You’ll notice that the Tranter menage does not contain a father, and this is because — Kate has discovered prior to the book starting — Fred Tranter died on the day Kate herself was born and is buried in the nearby churchyard. She likes, at times, to visit his grave and is shocked when, a few days after Granny Randall receives a mysterious letter, the gravestone disappears. Since the topic of her father has never really been up for discussion in the household, Kate decides to find out herself what’s going on. And some of what she discovers — duhn, duhn, duuuuuhn — will cause reverberations she, and the family at large, might not be ready for.

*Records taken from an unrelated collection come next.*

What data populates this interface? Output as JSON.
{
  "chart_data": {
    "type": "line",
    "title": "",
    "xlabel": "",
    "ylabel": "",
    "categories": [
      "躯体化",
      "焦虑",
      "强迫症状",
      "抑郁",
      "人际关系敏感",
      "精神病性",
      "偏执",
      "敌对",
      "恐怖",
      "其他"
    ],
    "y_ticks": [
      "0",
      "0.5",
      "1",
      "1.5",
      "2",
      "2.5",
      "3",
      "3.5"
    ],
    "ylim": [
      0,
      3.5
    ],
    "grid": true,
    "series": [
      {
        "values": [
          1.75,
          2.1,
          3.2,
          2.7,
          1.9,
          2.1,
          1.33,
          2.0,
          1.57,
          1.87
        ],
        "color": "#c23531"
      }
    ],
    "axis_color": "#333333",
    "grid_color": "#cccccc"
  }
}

It’s an interesting idea, but it develops v-e-r-y-s-l-o-w-l-y, a factor not helped by Kate herself not really being an active investigator in the classic style: generally, she asks people a question and then sits there while they happily hold forth at great length on the precise thing she wants to know, or she happens to overhear a conversation in sufficient detail that equally answers the questions she has to that point. Or she runs into people who already know everything, and they tell her stuff unprompted. One could, and perhaps should, argue that such an approach has about it a more naturalistic air where investigation by a younger person is concerned, and the small matter of actual detection plots for younger readers being out of vogue for quite some time when this was published, but if it’s naturalism Pearce was going for, it all falls in a very convenient manner. Sure, detective plots are themselves inherently false, but that’s part of the fun: you sign up to fiction because real life doesn’t quite provide the necessary ingredients to be thrilling on its own.
However, the sense of the unspoken being a thing that is both desirable and frightening is well-worked. It gets a little ‘New York socialite terrorised in an abandoned apartment building’ at times (“She looked, and her eyes met other eyes, through the shadowy gap of the door. Too dark to see the face properly; but she knew it was there, because the eyes looked at her.”), but there’s a palpable sense of things adults know and seek to keep from children for their own good. Plus, and it’s a big plus, you rarely go more then three pages without Pearce writing a truly arresting sentence or communicating a piquant idea with almost incandescently brilliant ease:
But, through the deepening dusk, footsteps were coming to the house, converging on it from different directions, coming home.
All of which, in many ways, makes the eventual resolutions rather difficult to take. Sure, Pearce isn’t exhibiting some sort of morality play, and we’re obviously not in a corner of the Mystery genre that’s too concerned with the status quo, but if you’re going to use words like “importunate” in your prose, you’re clearly expecting your audience to be capable of paying attention to thing like the frankly awful presentation of a marriage or the small mater of an Anthony Berkeley-esque final development played with a face so straight that there’s almost something noble intended in the sourness it invokes. “[T]hings often do connect. They fit together. In the end, everything has to make sense” a character says at one point, which would be a delicious irony for some authors, but I get the impression Pearce means this, as everything else herein, sincerely.
If you’ve read this, you might feel I’ve missed the point, but then I’d be curious as to what you feel the point of it all is. For all its wonderful prose and the effortless way Pearce captures the delighted and frustrating air of old childhood, the themes that touch on more grown up concerns give contrary implications that leave a stuttering hole at the core of the narrative. I certainly wouldn’t say I’m sorry I read it, but I don’t know who I’d recommend it to — older kids and adults will have waaaaay too many questions about the moral and emotional matters raised, and younger kids probably wouldn’t pick up on all that and so the neatly imbricated layers of emotional resonance would be wasted on them. In the end, it’s probably more Anthony Berkeley than anyone else: experimental, not entirely successful, and likely to frustrate as much as it delights.